If Michel Barnier and his government are censored, the President of the Republic must quickly appoint a new Prime Minister. Emmanuel Macron has already consulted suitors.
France has not emerged from the political crisis it is going through. The adoption of the budget – which could be subject to censorship – reminds those who have forgotten that the executive has always been very fragile. Emmanuel Macron's choice to appoint Michel Barnier to Matignon gave the keys to the National Rally. Without the tacit support of the RN, the artifice no longer holds, the government faces political and arithmetic reality: its line is very much in the minority in the National Assembly, the deputies of the opposition parties are more numerous than those of the parties of Michel Barnier's “common base”. In short, there is nothing abnormal about the budget being rejected and the government falling if it is censored: the opposition opposes, the Assembly decides who does not govern. The rule of our institutions, neither more nor less.
Emmanuel Macron knows this very well, so we will have to move quickly to replace Michel Barnier at Matignon, if the latter is dismissed from his position following a censure voted this week. But who to choose and on which line? The new Prime Minister and the government he will be responsible for putting in place will have to, if they want to hold and propose an alternative budget, ensure that they have the implicit support of a majority of deputies. We are simply returning to the same institutional situation as before the appointment of Michel Barnier.
According to information from Politico, the Head of State is already anticipating and has asked “a certain number of political leaders over the past 48 hours” who could take over the files from Matignon. A “familiar with the Elysée” and a “high-ranking advisor” even assured that Emmanuel Macron is “already consulting” to find a replacement for Michel Barnier.
A new Prime Minister without censorship
The President of the Republic should remain on the same line as before: for him, it is the ability to ensure stability that is important. He must therefore find a new head of government who will not be immediately censored. The appointment of an NFP Prime Minister is therefore excluded, since all of the deputies of Marine Le Pen and Eric Ciotti would censure the government, as would a very large majority of the deputies of the central bloc. The easiest way for Emmanuel Macron would be to renew the tacit deal with Marine Le Pen. And it is not excluded that a figure from a more identity-based right would do the trick for Matignon.
A name is even mentioned in the newspaper La Tribune Dimanche, which remains at this stage a very uncertain hypothesis: that of Bruno Retailleau. The newspaper wonders about his possible appointment, and delivers this confidence: “The tenant of the Elysée judges the Minister of the Interior, whom he did not know before, very reliable and respectful of the institutions.”

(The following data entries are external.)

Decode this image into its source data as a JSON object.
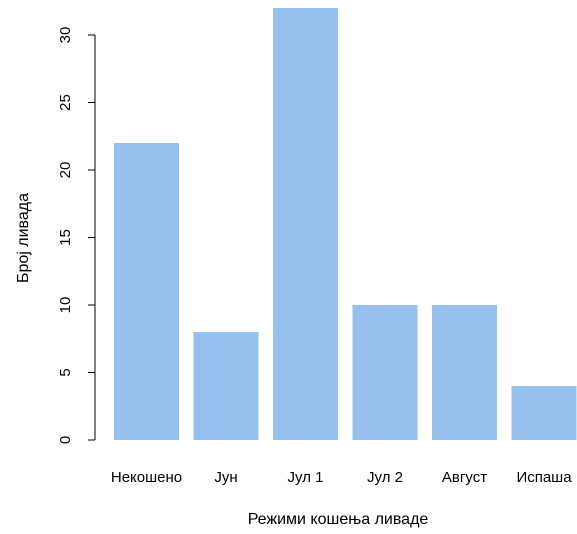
{
  "chart_data": {
    "type": "bar",
    "title": "",
    "xlabel": "Режими кошења ливаде",
    "ylabel": "Број ливада",
    "categories": [
      "Некошено",
      "Јун",
      "Јул 1",
      "Јул 2",
      "Август",
      "Испаша"
    ],
    "values": [
      22,
      8,
      32,
      10,
      10,
      4
    ],
    "yticks": [
      0,
      5,
      10,
      15,
      20,
      25,
      30
    ],
    "ylim": [
      0,
      32
    ],
    "grid": false,
    "legend": "none",
    "colors": {
      "bar": "#96c1ee",
      "axis": "#000000",
      "text": "#000000"
    }
  }
}
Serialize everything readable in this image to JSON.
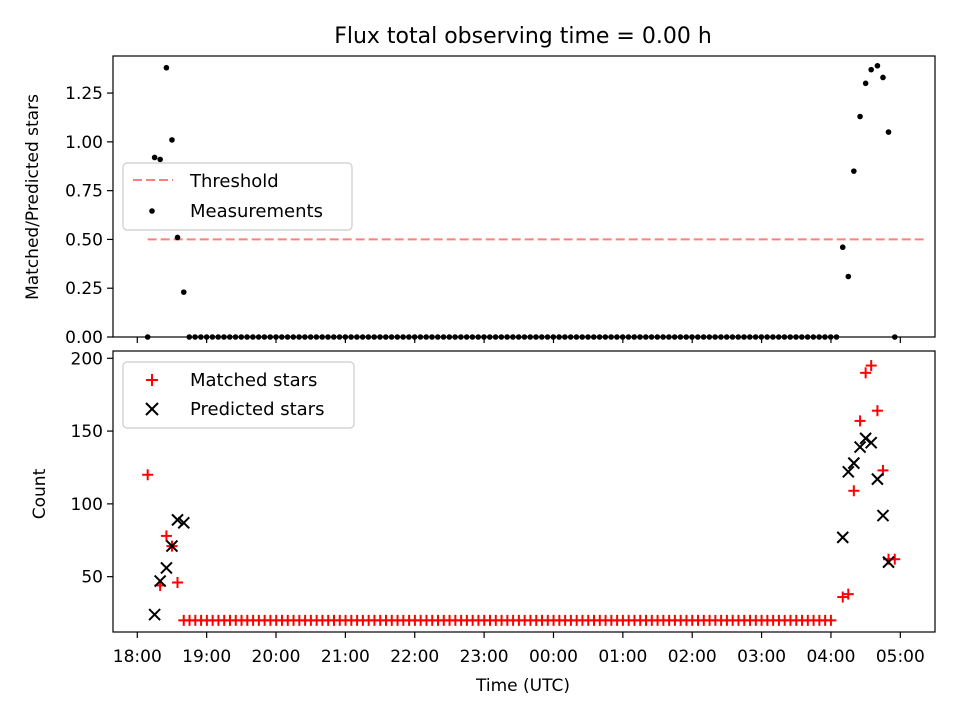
{
  "figure": {
    "title": "Flux total observing time = 0.00 h"
  },
  "chart_data": [
    {
      "type": "scatter",
      "title": "Flux total observing time = 0.00 h",
      "xlabel": "",
      "ylabel": "Matched/Predicted stars",
      "x_unit": "hours since 18:00 UTC",
      "xlim": [
        -0.35,
        11.5
      ],
      "ylim": [
        0,
        1.44
      ],
      "yticks": [
        0,
        0.25,
        0.5,
        0.75,
        1.0,
        1.25
      ],
      "ytick_labels": [
        "0.00",
        "0.25",
        "0.50",
        "0.75",
        "1.00",
        "1.25"
      ],
      "grid": false,
      "legend": {
        "placement": "center-left",
        "entries": [
          "Threshold",
          "Measurements"
        ]
      },
      "threshold": {
        "name": "Threshold",
        "value": 0.5,
        "x_range": [
          0.15,
          11.35
        ],
        "color": "#ff7f7f",
        "style": "dashed"
      },
      "series": [
        {
          "name": "Measurements",
          "marker": "dot",
          "color": "#000000",
          "points": [
            [
              0.15,
              0
            ],
            [
              0.25,
              0.92
            ],
            [
              0.33,
              0.91
            ],
            [
              0.42,
              1.38
            ],
            [
              0.5,
              1.01
            ],
            [
              0.58,
              0.51
            ],
            [
              0.67,
              0.23
            ],
            [
              10.17,
              0.46
            ],
            [
              10.25,
              0.31
            ],
            [
              10.33,
              0.85
            ],
            [
              10.42,
              1.13
            ],
            [
              10.5,
              1.3
            ],
            [
              10.58,
              1.37
            ],
            [
              10.67,
              1.39
            ],
            [
              10.75,
              1.33
            ],
            [
              10.83,
              1.05
            ],
            [
              10.92,
              0
            ]
          ],
          "zero_run": {
            "from": 0.75,
            "to": 10.08,
            "step": 0.0833,
            "value": 0
          }
        }
      ]
    },
    {
      "type": "scatter",
      "title": "",
      "xlabel": "Time (UTC)",
      "ylabel": "Count",
      "x_unit": "hours since 18:00 UTC",
      "xlim": [
        -0.35,
        11.5
      ],
      "ylim": [
        12,
        205
      ],
      "yticks": [
        50,
        100,
        150,
        200
      ],
      "ytick_labels": [
        "50",
        "100",
        "150",
        "200"
      ],
      "xticks": [
        0,
        1,
        2,
        3,
        4,
        5,
        6,
        7,
        8,
        9,
        10,
        11
      ],
      "xtick_labels": [
        "18:00",
        "19:00",
        "20:00",
        "21:00",
        "22:00",
        "23:00",
        "00:00",
        "01:00",
        "02:00",
        "03:00",
        "04:00",
        "05:00"
      ],
      "grid": false,
      "legend": {
        "placement": "upper-left",
        "entries": [
          "Matched stars",
          "Predicted stars"
        ]
      },
      "series": [
        {
          "name": "Matched stars",
          "marker": "plus",
          "color": "#ff0000",
          "points": [
            [
              0.15,
              120
            ],
            [
              0.33,
              44
            ],
            [
              0.42,
              78
            ],
            [
              0.5,
              71
            ],
            [
              0.58,
              46
            ],
            [
              10.17,
              36
            ],
            [
              10.25,
              38
            ],
            [
              10.33,
              109
            ],
            [
              10.42,
              157
            ],
            [
              10.5,
              190
            ],
            [
              10.58,
              195
            ],
            [
              10.67,
              164
            ],
            [
              10.75,
              123
            ],
            [
              10.83,
              62
            ],
            [
              10.92,
              62
            ]
          ],
          "flat_run": {
            "from": 0.67,
            "to": 10.08,
            "step": 0.0833,
            "value": 20
          }
        },
        {
          "name": "Predicted stars",
          "marker": "x",
          "color": "#000000",
          "points": [
            [
              0.25,
              24
            ],
            [
              0.33,
              47
            ],
            [
              0.42,
              56
            ],
            [
              0.5,
              71
            ],
            [
              0.58,
              89
            ],
            [
              0.67,
              87
            ],
            [
              10.17,
              77
            ],
            [
              10.25,
              122
            ],
            [
              10.33,
              128
            ],
            [
              10.42,
              139
            ],
            [
              10.5,
              145
            ],
            [
              10.58,
              142
            ],
            [
              10.67,
              117
            ],
            [
              10.75,
              92
            ],
            [
              10.83,
              60
            ]
          ]
        }
      ]
    }
  ]
}
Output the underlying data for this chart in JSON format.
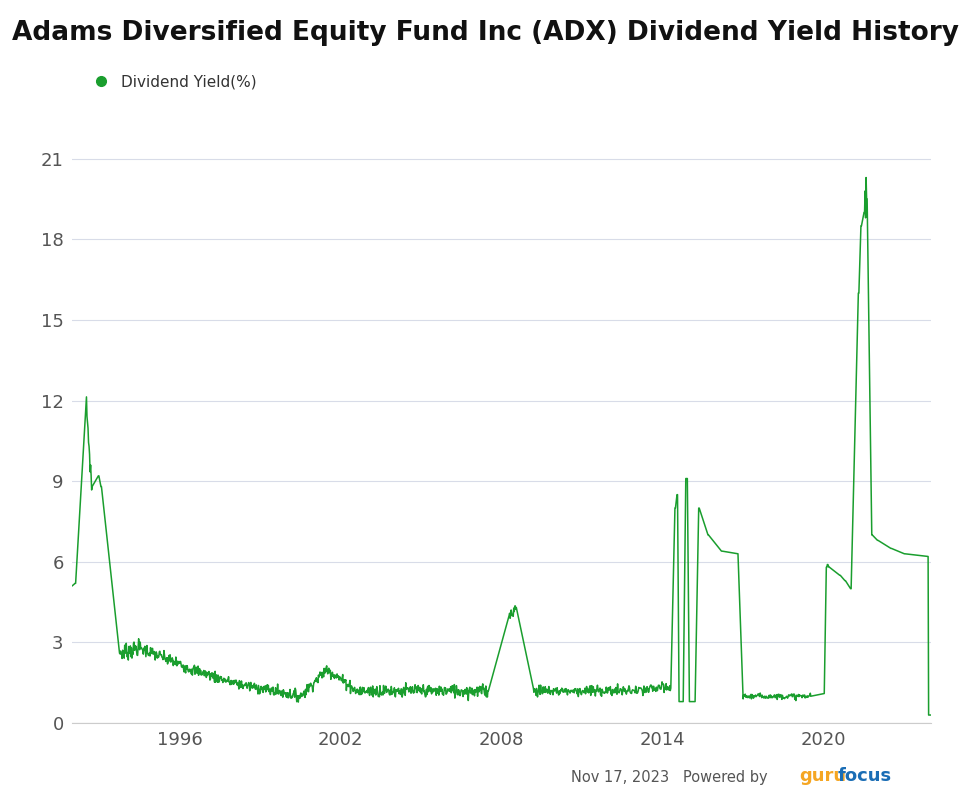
{
  "title": "Adams Diversified Equity Fund Inc (ADX) Dividend Yield History",
  "legend_label": "Dividend Yield(%)",
  "line_color": "#1a9e2e",
  "background_color": "#ffffff",
  "plot_background": "#ffffff",
  "grid_color": "#d8dce8",
  "yticks": [
    0,
    3,
    6,
    9,
    12,
    15,
    18,
    21
  ],
  "ylim": [
    0,
    22
  ],
  "date_annotation": "Nov 17, 2023",
  "powered_by": "Powered by",
  "guru_text": "guru",
  "focus_text": "focus",
  "guru_color": "#f5a623",
  "focus_color": "#1a6db5",
  "xtick_labels": [
    "1996",
    "2002",
    "2008",
    "2014",
    "2020"
  ],
  "xtick_positions": [
    1996,
    2002,
    2008,
    2014,
    2020
  ],
  "xmin": 1992.0,
  "xmax": 2024.0,
  "title_fontsize": 19,
  "legend_fontsize": 11,
  "tick_fontsize": 13
}
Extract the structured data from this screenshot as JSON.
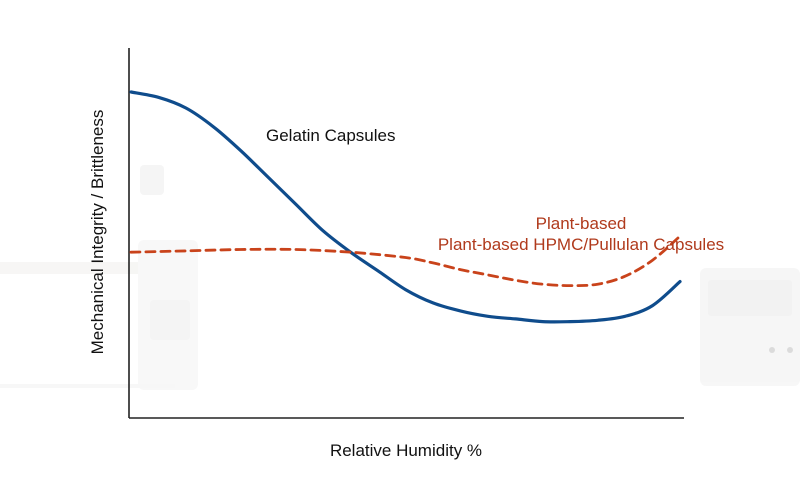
{
  "chart_data": {
    "type": "line",
    "title": "",
    "xlabel": "Relative Humidity %",
    "ylabel": "Mechanical Integrity / Brittleness",
    "xlim": [
      0,
      100
    ],
    "ylim": [
      0,
      100
    ],
    "grid": false,
    "x_ticks_shown": false,
    "y_ticks_shown": false,
    "series": [
      {
        "name": "Gelatin Capsules",
        "color": "#0f4c8c",
        "style": "solid",
        "x": [
          0,
          5,
          10,
          15,
          20,
          25,
          30,
          35,
          40,
          45,
          50,
          55,
          60,
          65,
          70,
          75,
          80,
          85,
          90,
          95,
          100
        ],
        "y": [
          100,
          98,
          94,
          87,
          78,
          68,
          58,
          48,
          40,
          33,
          26,
          21,
          18,
          16,
          15,
          14,
          14,
          14.5,
          16,
          20,
          29
        ]
      },
      {
        "name": "Plant-based HPMC/Pullulan Capsules",
        "color": "#c9431b",
        "style": "dashed",
        "x": [
          0,
          10,
          20,
          30,
          40,
          50,
          55,
          60,
          65,
          70,
          75,
          80,
          85,
          90,
          95,
          100
        ],
        "y": [
          40,
          40.5,
          41,
          41,
          40,
          38,
          36,
          33.5,
          31.5,
          29.5,
          28,
          27.5,
          28,
          31,
          37,
          46
        ]
      }
    ],
    "annotations": [
      {
        "text": "Gelatin Capsules",
        "color": "#111111"
      },
      {
        "text": "Plant-based",
        "color": "#b03a1c"
      },
      {
        "text": "Plant-based HPMC/Pullulan Capsules",
        "color": "#b03a1c"
      }
    ]
  }
}
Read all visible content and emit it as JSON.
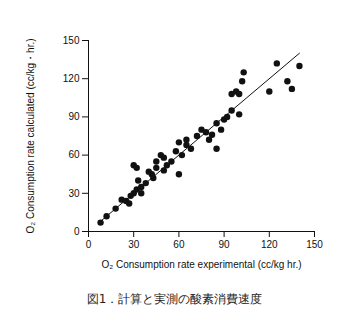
{
  "chart_data": {
    "type": "scatter",
    "title": "図1．計算と実測の酸素消費速度",
    "x_label": "O₂ Consumption rate experimental (cc/kg hr.)",
    "y_label": "O₂ Consumption rate calculated (cc/kg・hr.)",
    "xlim": [
      0,
      150
    ],
    "ylim": [
      0,
      150
    ],
    "xticks": [
      0,
      30,
      60,
      90,
      120,
      150
    ],
    "yticks": [
      0,
      30,
      60,
      90,
      120,
      150
    ],
    "grid": false,
    "series": [
      {
        "type": "scatter",
        "color": "#111111",
        "marker": "circle",
        "x": [
          8,
          12,
          18,
          22,
          25,
          27,
          28,
          30,
          30,
          32,
          32,
          33,
          35,
          35,
          38,
          40,
          42,
          43,
          45,
          45,
          48,
          50,
          50,
          52,
          55,
          58,
          60,
          60,
          62,
          65,
          65,
          68,
          72,
          75,
          78,
          80,
          82,
          85,
          85,
          88,
          90,
          92,
          95,
          95,
          98,
          100,
          100,
          102,
          103,
          120,
          125,
          132,
          135,
          140
        ],
        "values": [
          7,
          12,
          18,
          25,
          24,
          22,
          28,
          30,
          52,
          50,
          33,
          40,
          35,
          30,
          38,
          47,
          45,
          42,
          55,
          50,
          60,
          48,
          58,
          52,
          55,
          63,
          70,
          45,
          60,
          68,
          72,
          65,
          75,
          80,
          78,
          72,
          76,
          65,
          85,
          80,
          88,
          90,
          108,
          95,
          110,
          108,
          92,
          118,
          125,
          110,
          132,
          118,
          112,
          130
        ]
      },
      {
        "type": "line",
        "color": "#111111",
        "line_style": "solid",
        "x": [
          8,
          140
        ],
        "values": [
          8,
          140
        ]
      }
    ]
  }
}
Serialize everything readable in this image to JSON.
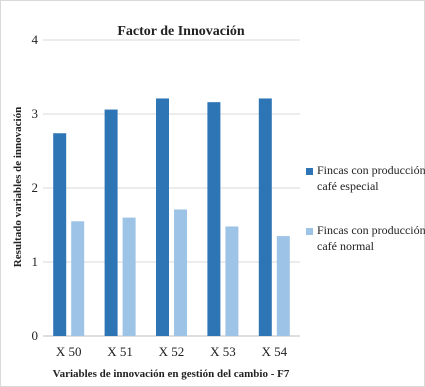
{
  "chart_data": {
    "type": "bar",
    "title": "Factor de Innovación",
    "xlabel": "Variables de innovación en gestión del cambio - F7",
    "ylabel": "Resultado variables de innovación",
    "ylim": [
      0,
      4
    ],
    "yticks": [
      "0",
      "1",
      "2",
      "3",
      "4"
    ],
    "grid": true,
    "legend_position": "right",
    "categories": [
      "X 50",
      "X 51",
      "X 52",
      "X 53",
      "X 54"
    ],
    "series": [
      {
        "name_lines": [
          "Fincas con producción para",
          "café especial"
        ],
        "color": "#2e75b6",
        "values": [
          2.74,
          3.06,
          3.21,
          3.16,
          3.21
        ]
      },
      {
        "name_lines": [
          "Fincas con producción de",
          "café normal"
        ],
        "color": "#9dc3e6",
        "values": [
          1.55,
          1.6,
          1.71,
          1.48,
          1.35
        ]
      }
    ]
  }
}
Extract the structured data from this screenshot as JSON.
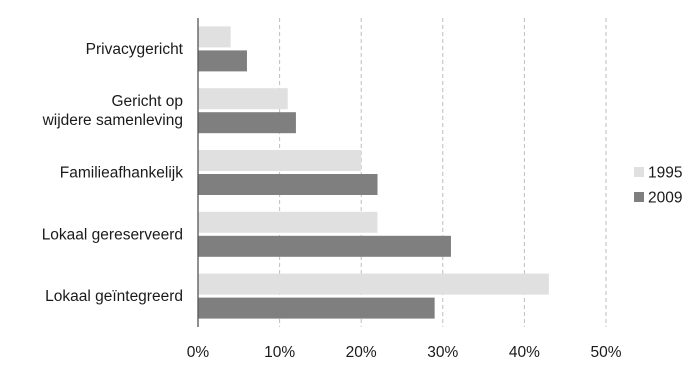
{
  "chart_data": {
    "type": "bar",
    "orientation": "horizontal",
    "categories": [
      [
        "Privacygericht"
      ],
      [
        "Gericht op",
        "wijdere samenleving"
      ],
      [
        "Familieafhankelijk"
      ],
      [
        "Lokaal gereserveerd"
      ],
      [
        "Lokaal geïntegreerd"
      ]
    ],
    "series": [
      {
        "name": "1995",
        "values": [
          4,
          11,
          20,
          22,
          43
        ],
        "color": "#e0e0e0"
      },
      {
        "name": "2009",
        "values": [
          6,
          12,
          22,
          31,
          29
        ],
        "color": "#7f7f7f"
      }
    ],
    "x_ticks": [
      "0%",
      "10%",
      "20%",
      "30%",
      "40%",
      "50%"
    ],
    "xlim": [
      0,
      50
    ],
    "grid": "vertical-dashed",
    "legend_position": "right",
    "title": "",
    "xlabel": "",
    "ylabel": ""
  }
}
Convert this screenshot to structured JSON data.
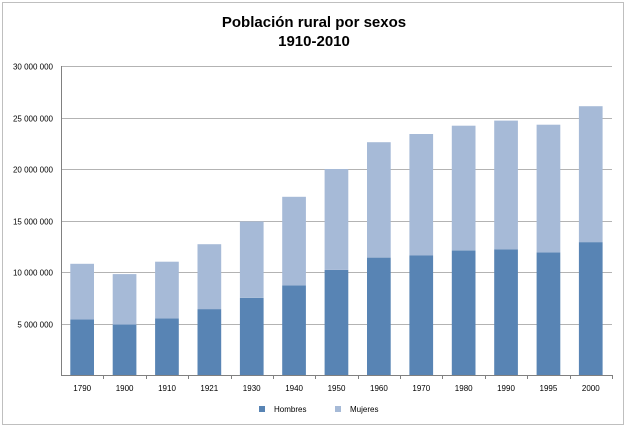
{
  "chart_data": {
    "type": "bar",
    "stacked": true,
    "title": "Población rural por sexos",
    "subtitle": "1910-2010",
    "categories": [
      "1790",
      "1900",
      "1910",
      "1921",
      "1930",
      "1940",
      "1950",
      "1960",
      "1970",
      "1980",
      "1990",
      "1995",
      "2000"
    ],
    "series": [
      {
        "name": "Hombres",
        "color": "#5884b4",
        "values": [
          5400000,
          4900000,
          5500000,
          6400000,
          7500000,
          8700000,
          10200000,
          11400000,
          11600000,
          12100000,
          12200000,
          11900000,
          12900000
        ]
      },
      {
        "name": "Mujeres",
        "color": "#a6bad7",
        "values": [
          5400000,
          4900000,
          5500000,
          6300000,
          7400000,
          8600000,
          9800000,
          11200000,
          11800000,
          12100000,
          12500000,
          12400000,
          13200000
        ]
      }
    ],
    "ylim": [
      0,
      30000000
    ],
    "yticks": [
      5000000,
      10000000,
      15000000,
      20000000,
      25000000,
      30000000
    ],
    "ytick_labels": [
      "5 000 000",
      "10 000 000",
      "15 000 000",
      "20 000 000",
      "25 000 000",
      "30 000 000"
    ],
    "grid": true,
    "legend": "bottom"
  }
}
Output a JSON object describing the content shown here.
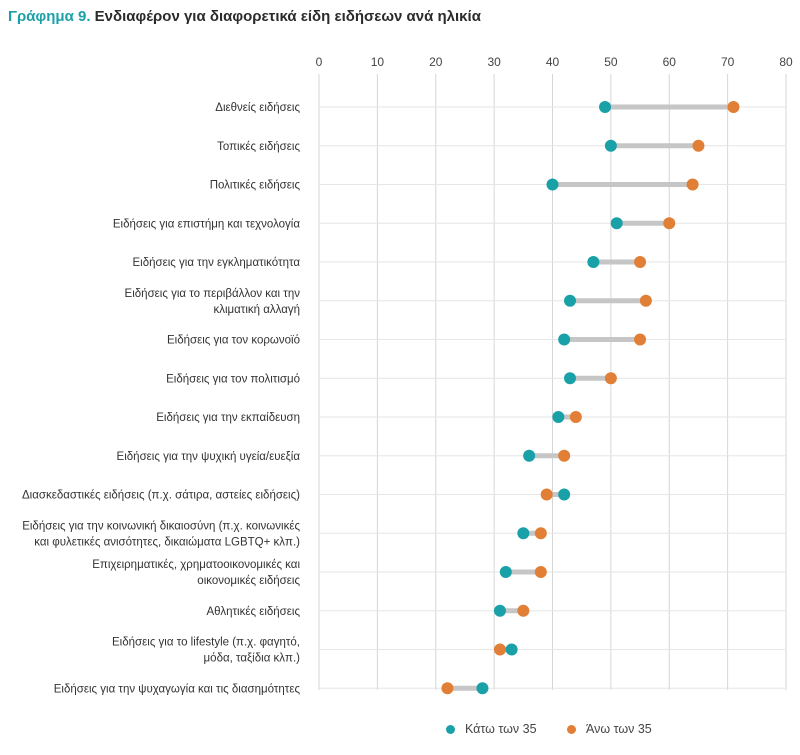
{
  "title": {
    "lead": "Γράφημα 9.",
    "text": " Ενδιαφέρον για διαφορετικά είδη ειδήσεων ανά ηλικία"
  },
  "colors": {
    "under35": "#1aa1a8",
    "over35": "#e07f35",
    "connector": "#c6c6c6",
    "grid": "#d6d6d6",
    "title_accent": "#1aa1a8"
  },
  "legend": {
    "under35": "Κάτω των 35",
    "over35": "Άνω των 35"
  },
  "chart_data": {
    "type": "dumbbell",
    "title": "Ενδιαφέρον για διαφορετικά είδη ειδήσεων ανά ηλικία",
    "xlim": [
      0,
      80
    ],
    "xticks": [
      0,
      10,
      20,
      30,
      40,
      50,
      60,
      70,
      80
    ],
    "x_axis_position": "top",
    "grid": true,
    "legend_position": "bottom-center",
    "categories": [
      [
        "Διεθνείς ειδήσεις"
      ],
      [
        "Τοπικές ειδήσεις"
      ],
      [
        "Πολιτικές ειδήσεις"
      ],
      [
        "Ειδήσεις για επιστήμη και τεχνολογία"
      ],
      [
        "Ειδήσεις για την εγκληματικότητα"
      ],
      [
        "Ειδήσεις για το περιβάλλον και την",
        "κλιματική αλλαγή"
      ],
      [
        "Ειδήσεις για τον κορωνοϊό"
      ],
      [
        "Ειδήσεις για τον πολιτισμό"
      ],
      [
        "Ειδήσεις για την εκπαίδευση"
      ],
      [
        "Ειδήσεις για την ψυχική υγεία/ευεξία"
      ],
      [
        "Διασκεδαστικές ειδήσεις (π.χ. σάτιρα, αστείες ειδήσεις)"
      ],
      [
        "Ειδήσεις για την κοινωνική δικαιοσύνη (π.χ. κοινωνικές",
        "και φυλετικές ανισότητες, δικαιώματα LGBTQ+ κλπ.)"
      ],
      [
        "Επιχειρηματικές, χρηματοοικονομικές και",
        "οικονομικές ειδήσεις"
      ],
      [
        "Αθλητικές ειδήσεις"
      ],
      [
        "Ειδήσεις για το lifestyle (π.χ. φαγητό,",
        "μόδα, ταξίδια κλπ.)"
      ],
      [
        "Ειδήσεις για την ψυχαγωγία και τις διασημότητες"
      ]
    ],
    "series": [
      {
        "name": "Κάτω των 35",
        "values": [
          49,
          50,
          40,
          51,
          47,
          43,
          42,
          43,
          41,
          36,
          42,
          35,
          32,
          31,
          33,
          28
        ]
      },
      {
        "name": "Άνω των 35",
        "values": [
          71,
          65,
          64,
          60,
          55,
          56,
          55,
          50,
          44,
          42,
          39,
          38,
          38,
          35,
          31,
          22
        ]
      }
    ]
  }
}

With such a choice, Emmanuel Macron could leave his hands free to the one who arrived at Place Beauvau by ensuring that the regulation of immigration should be a priority. The same one who publicly declared that immigration was “not an opportunity” and that penal policy needed to be thoroughly reviewed. A line that could convince Marine Le Pen to refrain from all censorship… until the next disagreement.
There remains one scenario that we cannot exclude today: that Emmanuel Macron proposes another equation to part of the left. Could he propose Matignon to a socialist figure, who would be supported by the entire central bloc and by some of the deputies of the current NFP? A possible way out of the crisis, but which would mark a definitive fracture within the NFP and a schism with LFI.